Jonathan Millieras

Personal information
- Date of birth: 19 May 1993 (age 33)
- Place of birth: Beaumont, France
- Height: 1.90 m (6 ft 3 in)
- Position: Goalkeeper

Team information
- Current team: Le Puy

Youth career
- 1999–2005: Aubierois
- 2005–2009: Montferrand
- 2009–2012: Châteauroux

Senior career*
- Years: Team / Apps / (Gls)
- 2011–2016: Châteauroux / 48 / (0)
- 2013–2016: Châteauroux B / 14 / (0)
- 2017: Engordany
- 2017–2022: Moulins Yzeure / 103 / (0)
- 2022–: Le Puy / 0 / (0)

International career
- 2011–2012: France U19 / 18 / (0)

= Jonathan Millieras =

French professional footballer (born 1993)

Jonathan Millieras (born 19 May 1993) is a French professional footballer who plays as a goalkeeper for Championnat National 1 club Le Puy.

== Club career ==
After spending the 2011–12 season as Châteauroux's third goalkeeper, ahead of the 2012–13 season, he was named the starting goalkeeper for the team's opening league match of the campaign against Laval.
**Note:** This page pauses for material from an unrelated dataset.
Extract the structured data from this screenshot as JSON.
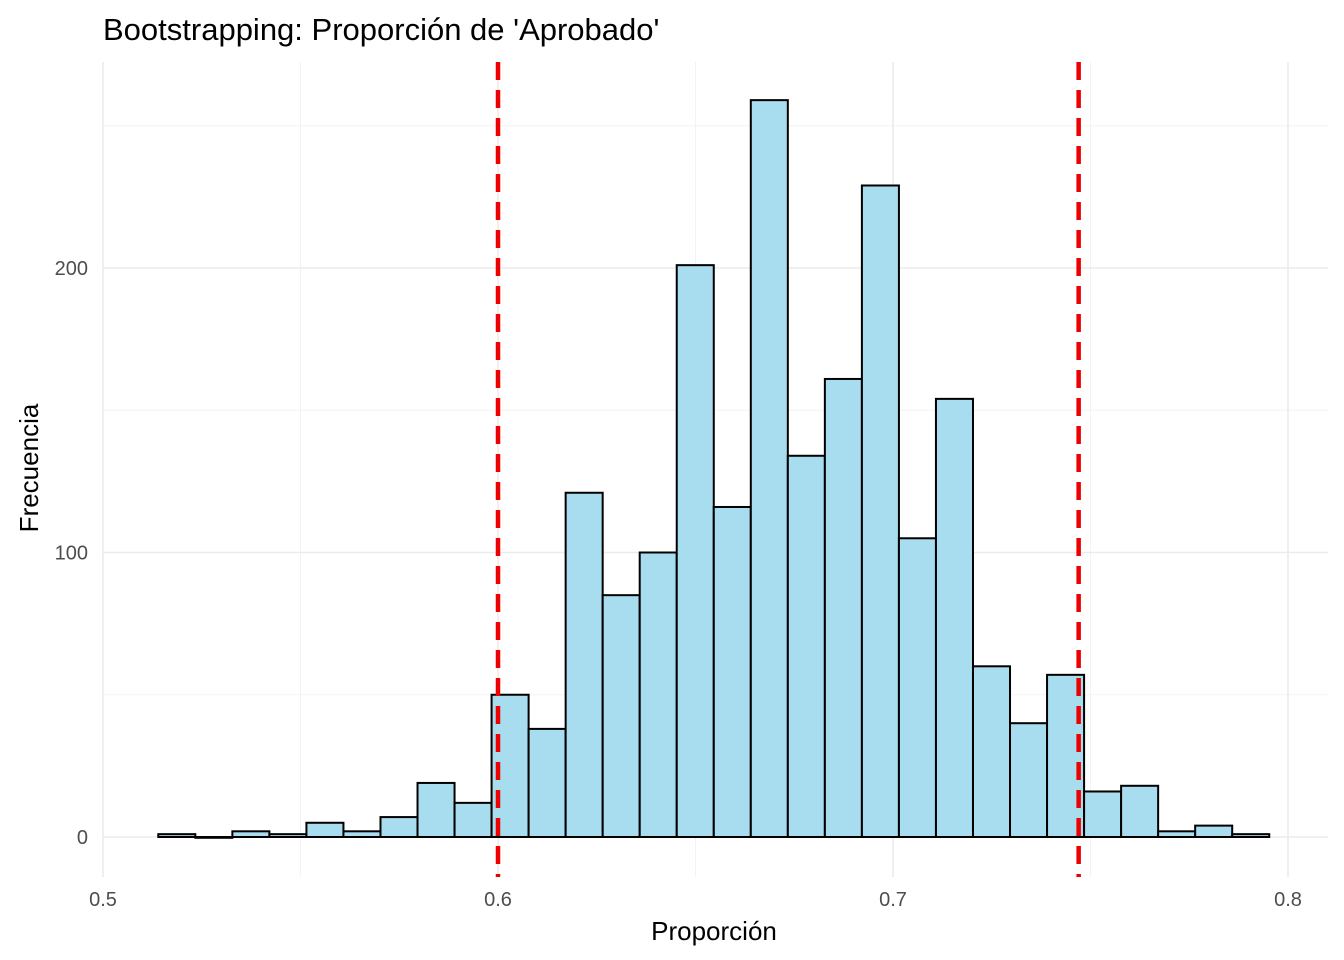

He subsequently made his professional debut in the match.

On 9 June 2022, Millieras signed with Le Puy.

== International career ==
Millieras is a France youth international, having represented his nation at under-19 level. He played with the under-19 team at the 2012 UEFA European Under-19 Football Championship.